Invité aux Etats généraux de la culture, Mohamed Amine Sbihi, a donné le résultat de sa politique culturelle depuis 2012 qu’il estime «positif», même s’il est critiqué par des acteurs du milieu.
Accompagné d’un clown fardé de blanc, le ministre de la Culture a été reçu sur un tapis rouge jusque dans le grand chapiteau du théâtre Nomade. Dans le cadre des Etats généraux de la culture organisés dans les anciens abattoirs de Casablanca, Mohamed Amine Sbihi a été invité vendredi 11 novembre pour détailler le bilan de ses quatre années au ministère de la Culture sous le précédent gouvernement de Benkirane.
L’homme du Parti du progrès et du socialisme a reconnu que «la culture a toute sa place dans la société marocaine mais que le ministère n’a pas mis en place une stratégie nationale à long terme», contrairement au tourisme et à l’agriculture. «Il est temps qu’une véritable politique de la culture se développe alors que le Maroc a les moyens», estime Mohamed Amine Sbihi.
Des propos dont se réjouit Aadel Essaadani, coordinateur général de l’association culturelle Racines : «On commence à parler de politique culturelle en utilisant les bons termes. On ne parle plus de poésie ou de philosophie mais bien de budget et de projets culturels au sens plus large, comme le théâtre ou le cirque».
Des progrès malgré un budget encore trop faible
Le ministre a fait le bilan de l’augmentation de budget accordé à la culture, qui a fait un bond de 20% depuis 2012 pour atteindre 711,2 millions de dirhams en 2016. Un montant pourtant estimé «insuffisant pour répondre à l’ensemble des attentes» par le ministère.

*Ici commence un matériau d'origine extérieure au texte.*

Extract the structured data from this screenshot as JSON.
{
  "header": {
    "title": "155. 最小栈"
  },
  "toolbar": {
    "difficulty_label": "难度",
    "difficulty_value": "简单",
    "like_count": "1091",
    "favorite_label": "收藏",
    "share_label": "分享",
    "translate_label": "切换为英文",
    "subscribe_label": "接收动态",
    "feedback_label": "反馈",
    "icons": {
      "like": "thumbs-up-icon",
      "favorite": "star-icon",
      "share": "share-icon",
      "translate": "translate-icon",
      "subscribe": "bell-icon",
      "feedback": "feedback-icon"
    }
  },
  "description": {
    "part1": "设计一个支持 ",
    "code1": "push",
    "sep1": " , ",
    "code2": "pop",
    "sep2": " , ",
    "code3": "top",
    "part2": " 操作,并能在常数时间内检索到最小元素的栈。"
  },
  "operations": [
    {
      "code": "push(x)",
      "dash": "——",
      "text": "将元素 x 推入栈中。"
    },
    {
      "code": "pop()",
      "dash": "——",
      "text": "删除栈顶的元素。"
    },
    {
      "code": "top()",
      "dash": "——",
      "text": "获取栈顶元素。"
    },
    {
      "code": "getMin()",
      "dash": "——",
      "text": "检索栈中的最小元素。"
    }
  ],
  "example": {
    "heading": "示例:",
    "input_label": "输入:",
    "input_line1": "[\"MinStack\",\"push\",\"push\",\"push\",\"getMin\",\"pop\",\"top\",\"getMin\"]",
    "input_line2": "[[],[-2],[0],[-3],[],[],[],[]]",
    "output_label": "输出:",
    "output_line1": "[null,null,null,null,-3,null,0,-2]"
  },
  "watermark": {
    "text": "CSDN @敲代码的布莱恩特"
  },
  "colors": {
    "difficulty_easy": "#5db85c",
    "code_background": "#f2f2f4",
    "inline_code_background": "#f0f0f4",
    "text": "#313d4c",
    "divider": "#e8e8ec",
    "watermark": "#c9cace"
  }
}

«Début 2012, nous avions un budget inférieur à 11 millions de dirhams pour soutenir des projets culturels. Aujourd’hui, il est de 65 millions mais nous aimerions atteindre les 100 millions de dirhams en 2020», détaille le ministre. Il rappelle que le ministère de la culture a soutenu la production de 3.113 projets depuis 2014, acceptés en fonction d’un cahier des charges, «qui ne se base pas sur le contenu», rassure-t-il.
Pour relancer les financements, Mohamed Amine Sbihi a évoqué un partenariat avec une grande banque marocaine, dont il a préféré taire le nom en attente de la confirmation de son directeur général en tournée en Afrique avec le roi Mohammed VI. Ce partenariat donnerait la possibilité aux projets sélectionnés par le ministère de recevoir des subventions et l’obtention d’un crédit intéressant de la part de cette banque.
Le budget reste tout de même trop faible, selon Abderrahmane Allal, responsable des études et de l’analyse politique à l’Institut Prometheus de démocratie et de droits de l’homme. «Le secteur est encore trop pauvre en terme de moyens attribués à la diffusion», estime le chercheur en sciences politiques et droits de l’Homme.
Un manque en ressources humaines
«Il y a bien un effort, des structures sont construites», concède Aadel Essaadani en évoquant les 54 nouvelles structures culturelles construites sur le territoire. Mais cet acteur de la culture marocaine estime qu’il «manque de ressources financières et humaines pour faire fonctionner les infrastructures que nous avons. Et une fois que l’on a les structures et les activités, il faut avoir le public», ajoute-t-il.
Le ministre de la Culture est conscient de ces carences en ressources humaines : «On se retrouve face à des problèmes de compétences pour gérer les sites, comme pour en faire la promotion, concevoir les plaquettes explicatives ou prévoir des guides et audioguides», énumère-t-il. Mais selon lui, la société civile doit «défier les institutions» pour créer de nouvelles choses et utiliser ces espaces culturels.
Un manque d’éducation
Mais le problème n’est pas uniquement budgétaire : «Sans politique éducative, on ne peut pas créer un marché de la culture», explique Rahamim Raymond Benhaim, président de l’association Racines. Aaadel Essaadani renchérit : «Pour que la consommation d’un bouquin entre dans les habitudes des Marocains, il est nécessaire de préparer les enfants à avoir un goût pour la culture, soit par des émissions de télévision qui parlent de livres, soit en leur en offrant un pour leur anniversaire». L’éducation est donc la clé pour préparer les futurs consommateurs de la culture à se comporter comme un véritable public.